Kate Walsh has claimed Personal Independence Payments (PIP), and their various predecessors, for over 20 years now. She has had a foot amputated due to congenital shortening of the right leg, suffered from arthritis throughout her body and has had six joint replacements, leaving her with severe mobility issues throughout her life.
Now, under the new measures announced by UK Chancellor George Osborne in the Budget on 17 March, she faces cuts to her benefits and will lose her specially designed car that she describes as her "lifeline".
"It is people who have no concept of being disabled who are saying: "Oh they don't matter". It is going back to the dark ages, it is going to put us in poverty."
She added: "If they take the car away, I am stuck in the house. This government want us to work − it is their golden mantra − but they are taking the facilities away for us to get to work."
The 58-year-old flute teacher says she cannot take public transport due to her fragile skeleton, and has been advised to protect her new hip and knee replacements. However, the Department of Work and Pensions (DWP) have declared she is fit to move and decided she no longer needs her car.

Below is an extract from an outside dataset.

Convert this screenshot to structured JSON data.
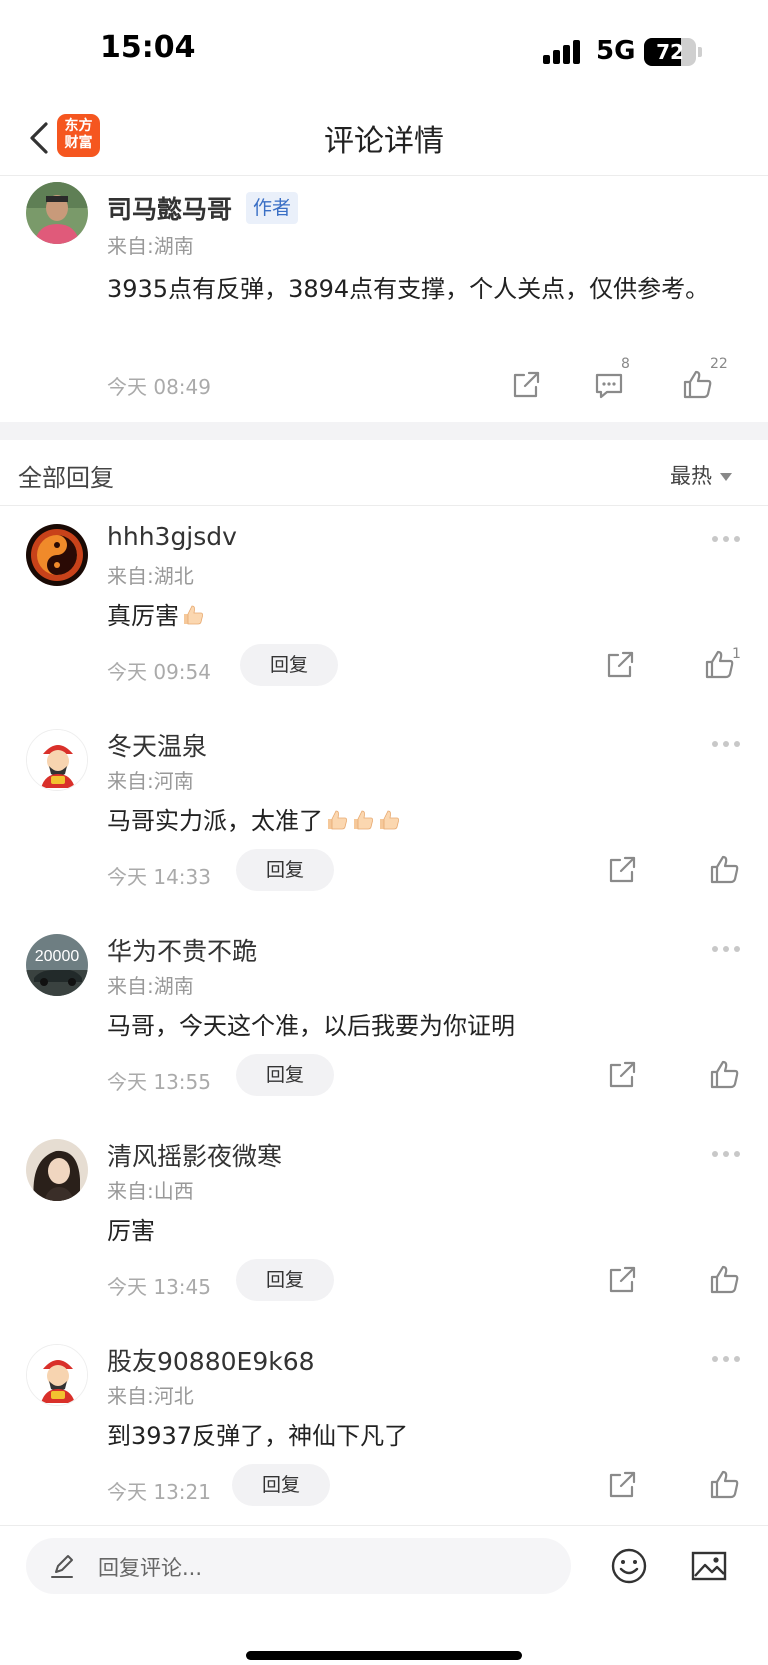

The government has faced criticism over the decision to cut PIP, with Labour claiming it will affect 600,000 disabled people across the UK. In his budget speech, Osborne defended his record on disability benefits.
Osborne said: "On welfare, last week my right honourable friend the secretary of state for work and pensions set out changes that will ensure that within the rising disability budget, support is better targeted at those who need it most. Let me confirm that this means the disability budget will still rise by more than £1 billion, and we'll be spending more in real terms supporting disabled people than at any point under the last government".
Despite these claims, lifelong Tory, disability campaigner, and member of the Conservative Disability Group Graeme Ellis quit the party over the cuts. And Kate says she agrees they have gone too far.
"I think [Osborne] is actually breaking Human Rights law. Plus discrimination. I think what he is doing is absolutely unethical," she said.
She added: "The thing that worries me is that somebody might get so depressed they could commit suicide. And with some of the cutbacks, people could die."
The government say around £1.2bn ($1.7bn) will be saved by reforming PIP. The benefit goes towards extra costs caused by long-term ill health or disability for people aged 16-64.